I went to him with my list of ideas and explained my epiphany. He was reluctant at first. – This is understandable due to the fact that on several other occasions for which I asked his help, I always ended up taking complete control of the situation and completing the project myself. So I understood his hesitation when I asked him to take my sexy pictures. I listened to his concerns-. When he finished, I promised that this time would be different– that I would not take over the project and I’d give him full artistic control. With big, wide eyes and a smile on my face, I affirmed that I completely trusted him to get the shots I envisioned.
I tried very hard to believe the words that were coming out of my mouth, but really, I couldn’t. I wanted to trust him with my camera, but I didn’t. But, I also knew that I had zero choice but to surrender my camera to my husband and hope for the best. He finally agreed.
With camera in hand he slowly followed me into the room. I hurriedly slipped into something that made me feel pretty. A quick check of my hair in the mirror and then I positioned myself up against the wall in what I thought was a sexy pose. The look on his face told me otherwise. So we laughed at my forced attempt to be alluring and mysterious and I moved around a bit and repositioned myself . He snapped the first picture. I asked to see it immediately. He quickly told me no and that I’d have to wait until we were finished. I knew he was right. I let out a sigh and kept going.

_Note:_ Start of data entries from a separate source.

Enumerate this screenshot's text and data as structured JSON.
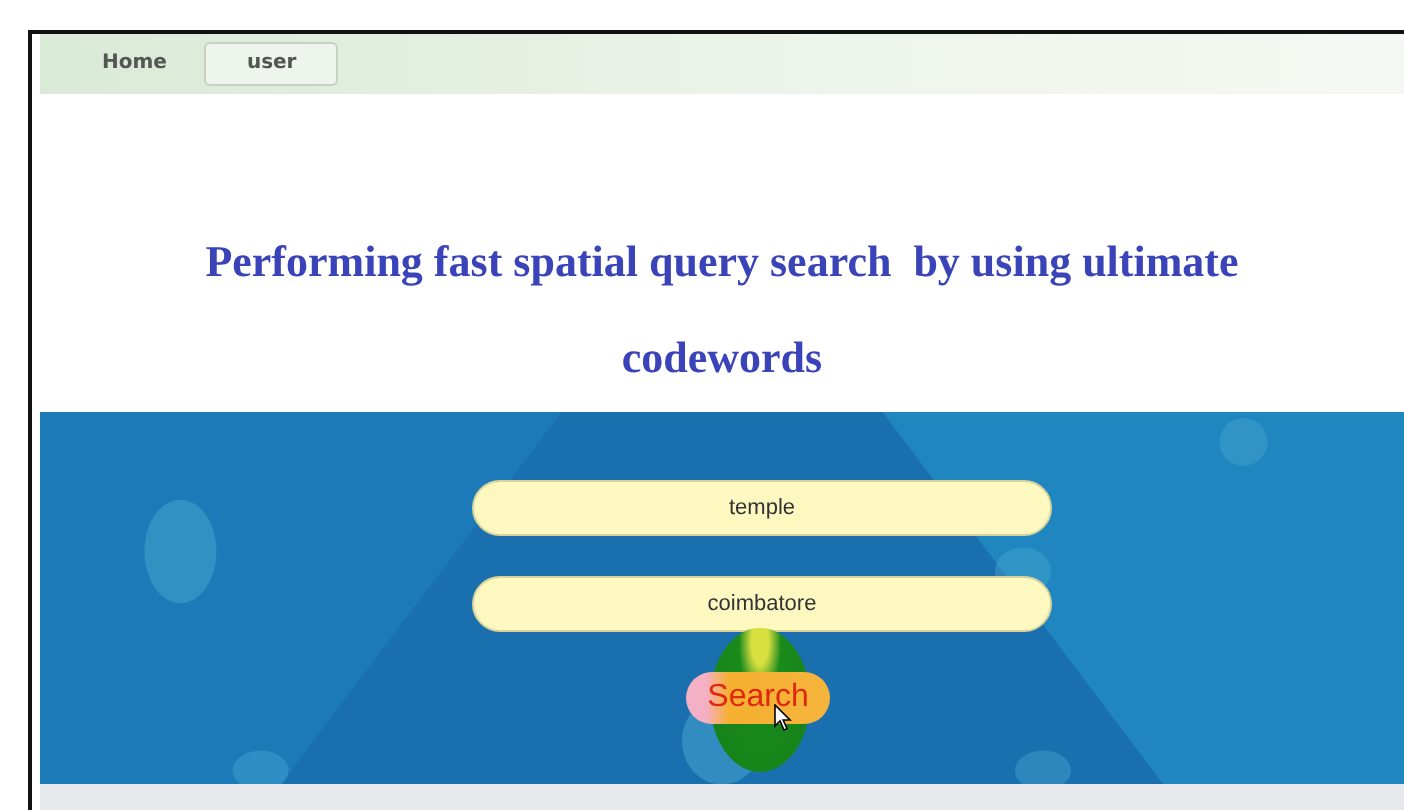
{
  "nav": [
    {
      "label": "Home",
      "selected": false
    },
    {
      "label": "user",
      "selected": true
    }
  ],
  "title": "Performing fast spatial query search  by using ultimate codewords",
  "fields": [
    {
      "value": "temple"
    },
    {
      "value": "coimbatore"
    }
  ],
  "search_button": {
    "label": "Search"
  }
}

We shot pictures in every room of the house in accordance with my notes. Periodically, he’d look up from the camera and say something like “What kind of face is that?!” I asked him what it looked like- he attempted to recreate my expression. I started laughing so hard that I didn’t even notice he was snapping away- those are some of my favorite photos.

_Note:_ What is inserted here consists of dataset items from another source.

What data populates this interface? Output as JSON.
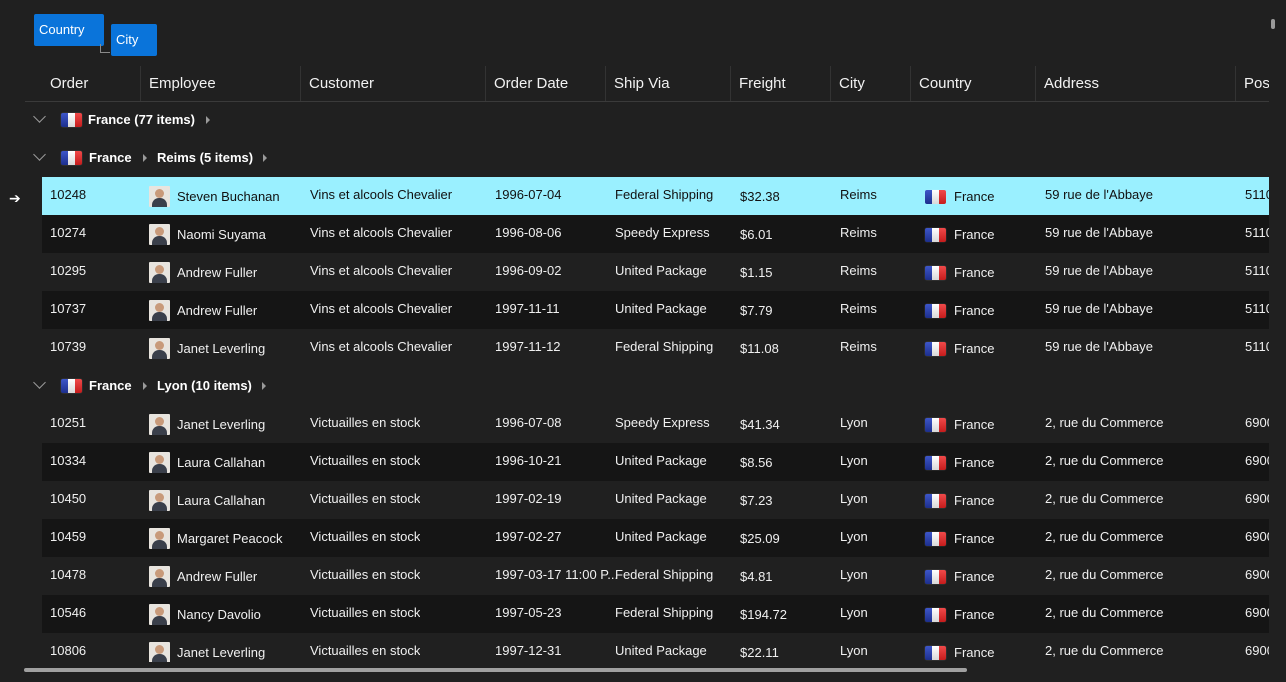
{
  "grouping_panel": {
    "chips": [
      "Country",
      "City"
    ]
  },
  "columns": [
    "Order",
    "Employee",
    "Customer",
    "Order Date",
    "Ship Via",
    "Freight",
    "City",
    "Country",
    "Address",
    "Pos"
  ],
  "groups": [
    {
      "label": "France (77 items)",
      "level": 1
    },
    {
      "parent": "France",
      "label": "Reims (5 items)",
      "level": 2,
      "rows": [
        {
          "order": "10248",
          "employee": "Steven Buchanan",
          "customer": "Vins et alcools Chevalier",
          "date": "1996-07-04",
          "ship": "Federal Shipping",
          "freight": "$32.38",
          "city": "Reims",
          "country": "France",
          "address": "59 rue de l'Abbaye",
          "postal": "5110",
          "selected": true
        },
        {
          "order": "10274",
          "employee": "Naomi Suyama",
          "customer": "Vins et alcools Chevalier",
          "date": "1996-08-06",
          "ship": "Speedy Express",
          "freight": "$6.01",
          "city": "Reims",
          "country": "France",
          "address": "59 rue de l'Abbaye",
          "postal": "5110"
        },
        {
          "order": "10295",
          "employee": "Andrew Fuller",
          "customer": "Vins et alcools Chevalier",
          "date": "1996-09-02",
          "ship": "United Package",
          "freight": "$1.15",
          "city": "Reims",
          "country": "France",
          "address": "59 rue de l'Abbaye",
          "postal": "5110"
        },
        {
          "order": "10737",
          "employee": "Andrew Fuller",
          "customer": "Vins et alcools Chevalier",
          "date": "1997-11-11",
          "ship": "United Package",
          "freight": "$7.79",
          "city": "Reims",
          "country": "France",
          "address": "59 rue de l'Abbaye",
          "postal": "5110"
        },
        {
          "order": "10739",
          "employee": "Janet Leverling",
          "customer": "Vins et alcools Chevalier",
          "date": "1997-11-12",
          "ship": "Federal Shipping",
          "freight": "$11.08",
          "city": "Reims",
          "country": "France",
          "address": "59 rue de l'Abbaye",
          "postal": "5110"
        }
      ]
    },
    {
      "parent": "France",
      "label": "Lyon (10 items)",
      "level": 2,
      "rows": [
        {
          "order": "10251",
          "employee": "Janet Leverling",
          "customer": "Victuailles en stock",
          "date": "1996-07-08",
          "ship": "Speedy Express",
          "freight": "$41.34",
          "city": "Lyon",
          "country": "France",
          "address": "2, rue du Commerce",
          "postal": "6900"
        },
        {
          "order": "10334",
          "employee": "Laura Callahan",
          "customer": "Victuailles en stock",
          "date": "1996-10-21",
          "ship": "United Package",
          "freight": "$8.56",
          "city": "Lyon",
          "country": "France",
          "address": "2, rue du Commerce",
          "postal": "6900"
        },
        {
          "order": "10450",
          "employee": "Laura Callahan",
          "customer": "Victuailles en stock",
          "date": "1997-02-19",
          "ship": "United Package",
          "freight": "$7.23",
          "city": "Lyon",
          "country": "France",
          "address": "2, rue du Commerce",
          "postal": "6900"
        },
        {
          "order": "10459",
          "employee": "Margaret Peacock",
          "customer": "Victuailles en stock",
          "date": "1997-02-27",
          "ship": "United Package",
          "freight": "$25.09",
          "city": "Lyon",
          "country": "France",
          "address": "2, rue du Commerce",
          "postal": "6900"
        },
        {
          "order": "10478",
          "employee": "Andrew Fuller",
          "customer": "Victuailles en stock",
          "date": "1997-03-17 11:00 P...",
          "ship": "Federal Shipping",
          "freight": "$4.81",
          "city": "Lyon",
          "country": "France",
          "address": "2, rue du Commerce",
          "postal": "6900"
        },
        {
          "order": "10546",
          "employee": "Nancy Davolio",
          "customer": "Victuailles en stock",
          "date": "1997-05-23",
          "ship": "Federal Shipping",
          "freight": "$194.72",
          "city": "Lyon",
          "country": "France",
          "address": "2, rue du Commerce",
          "postal": "6900"
        },
        {
          "order": "10806",
          "employee": "Janet Leverling",
          "customer": "Victuailles en stock",
          "date": "1997-12-31",
          "ship": "United Package",
          "freight": "$22.11",
          "city": "Lyon",
          "country": "France",
          "address": "2, rue du Commerce",
          "postal": "6900"
        }
      ]
    }
  ],
  "row_indicator": "➔"
}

After I regained my composure, I began to just let go and became his muse. He gave me great direction telling me which way to position my head and which angle looked best. I had spent the entire afternoon not in control, and I liked it- very much. I felt confident and beautiful! However, this has not always been the case.
I’ve had a love / hate relationship with my body from early on in life. I think as a woman, I am not alone with this internal struggle. We stand naked in the mirror and see our lives lived. The imperfections that come with childbirth, age and bad decisions tell our stories. Lately, when I look in the mirror I’m reminded that I’m not 21 anymore and- that’s a good thing.

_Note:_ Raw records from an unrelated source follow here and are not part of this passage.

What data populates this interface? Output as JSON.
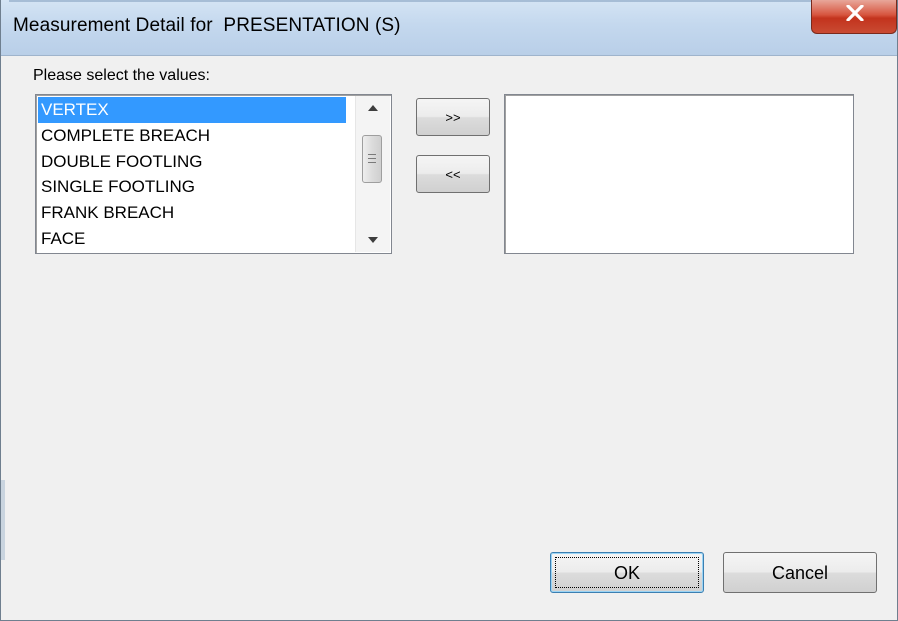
{
  "window": {
    "title": "Measurement Detail for  PRESENTATION (S)",
    "close_icon": "close-x-icon"
  },
  "dialog": {
    "prompt": "Please select the values:",
    "available_values": [
      {
        "label": "VERTEX",
        "selected": true
      },
      {
        "label": "COMPLETE BREACH",
        "selected": false
      },
      {
        "label": "DOUBLE FOOTLING",
        "selected": false
      },
      {
        "label": "SINGLE FOOTLING",
        "selected": false
      },
      {
        "label": "FRANK BREACH",
        "selected": false
      },
      {
        "label": "FACE",
        "selected": false
      }
    ],
    "selected_values": [],
    "add_button": ">>",
    "remove_button": "<<"
  },
  "footer": {
    "ok_label": "OK",
    "cancel_label": "Cancel"
  },
  "colors": {
    "selection": "#3399ff",
    "close_button": "#c3331d",
    "titlebar": "#c4d8ee"
  }
}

At 21 I was insecure and spent way too much time focusing on my visible flaws. I was careful not to offend anyone with my opinions and often held back my enthusiasm. Now, 19 years later I’ve slowly created my authentic self. Now, my enthusiasm shows in everything I do. Being who I have always been rather than going through my life pursuing an idea of the person I thought I was supposed to be is a far better way to live. I accept my flaws both intrinsic and extrinsic. I genuinely like myself and that is a world away from the girl I was at 21. –
I realize that I’m not going to live forever. I remember the days of my youth when I thought I would. If you wait until you’ve reached your ideal weight, or until you tighten up your butt just a little more, you won’t ever do it. We are young now- we are beautiful now- we are alive now! Sometimes, we need to remember why God gave us beauty and just go with it. I truly encourage all women to take time out this week, slip into something more comfortable- or nothing at all- and have your lovey snap some photos of the sensuous woman you are right now.
My Beautiful Pictures are the outward expression of my inward emotions. They remind me to always be true to my convictions- to keep living a passionate life of self-discovery and to keep focusing on the good parts. That’s the only way I’m ever going to live my life.